A bowl of sunshine to brighten up your day. Seasoned chicken, creamy goat cheese and sweet juicy clementines! Grab a fork and dig in!
Produced in a facility that processes milk, sesame, eggs, fish, shellfish, crustaceans, mustard, tree nuts, peanuts, wheat, soybean and sulphites.
4 unit
Chicken Thighs
113 g
Spring Mix
2 unit
Clementine
28 g
Walnuts, chopped
(Contains Tree nuts)
28 g
Goat Cheese
(Contains Milk)
1 tbsp
Balsamic Vinegar
(Contains Sulphites)
113 g
Red Onion
7 g
Thyme
1 tbsp
Chicken Salt
1 tbsp
Blueberry Jam
(Contains Mustard, Sulphites)
3.33 tbsp
Oil*
0.13 tsp
Salt*
0.13 tsp
Pepper*
Before starting, preheat the oven to 425°F. Wash and dry all produce. Peel, then quarter onion. Separate onion into petals. Strip 1 tbsp thyme leaves (dbl for 4 ppl) from stems. Peel, then segment clementine. Pat chicken dry with paper towels. Season with chicken salt, pepper and thyme.
Heat a large non-stick pan over medium heat. When hot, add walnuts to the dry pan. Toast, stirring often, until golden-brown, 4-5 min. (TIP: Keep your eye on them so they don't burn!) Transfer walnuts to a small bowl and set aside.

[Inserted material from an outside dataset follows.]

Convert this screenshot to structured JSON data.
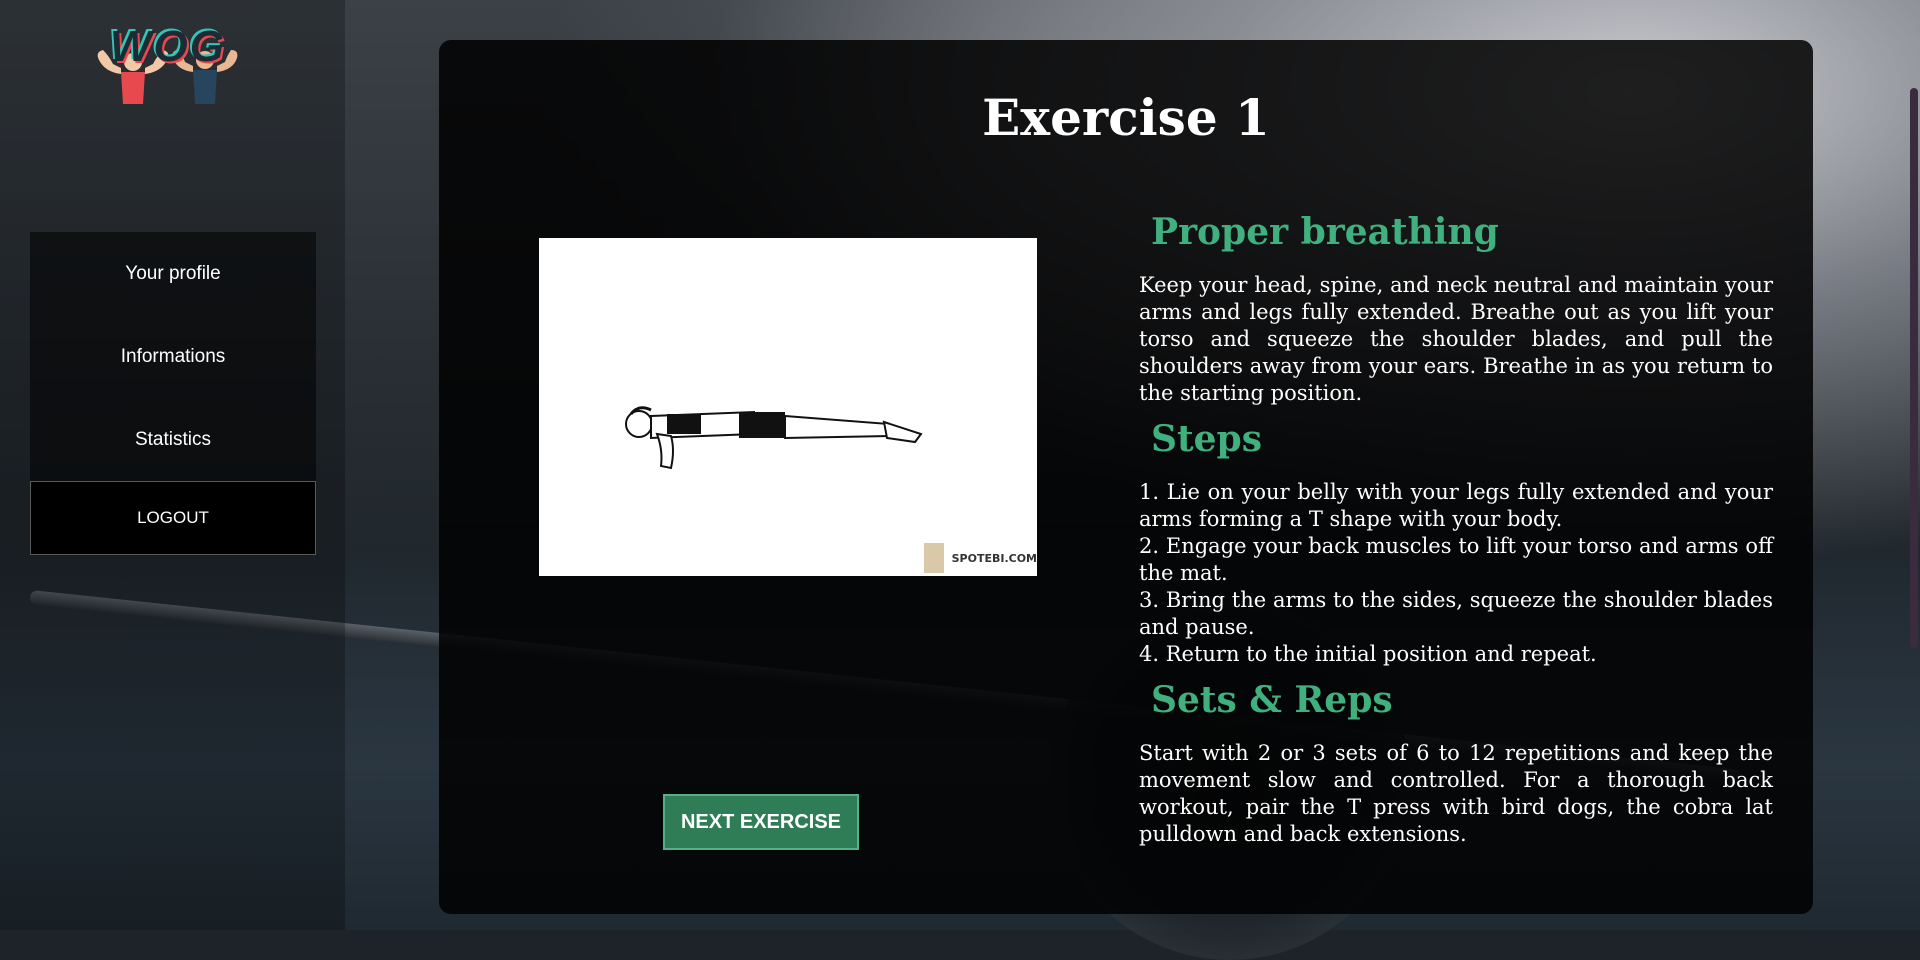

Heat the same pan over medium. When hot, add 1 tbsp oil (dbl for 4 ppl), then chicken. Sear until golden-brown, 1-2 min per side. Transfer chicken to an unlined baking sheet. Arrange onion petals around chicken. Drizzle 1 tsp oil (dbl for 4 ppl) over onions. Bake in the middle of the oven until chicken is cooked through, 10-12 min.**
While chicken and onions bake, add vinegar, blueberry jam and 2 tbsp oil (dbl for 4 ppl) to a large bowl. Whisk to combine. Season with salt and pepper, then whisk to combine.
Slice chicken. Add spring mix and onion petals to the bowl with dressing. Toss to coat. Divide salad between plates. Top with chicken, clementines and walnuts. Crumble goat cheese over top.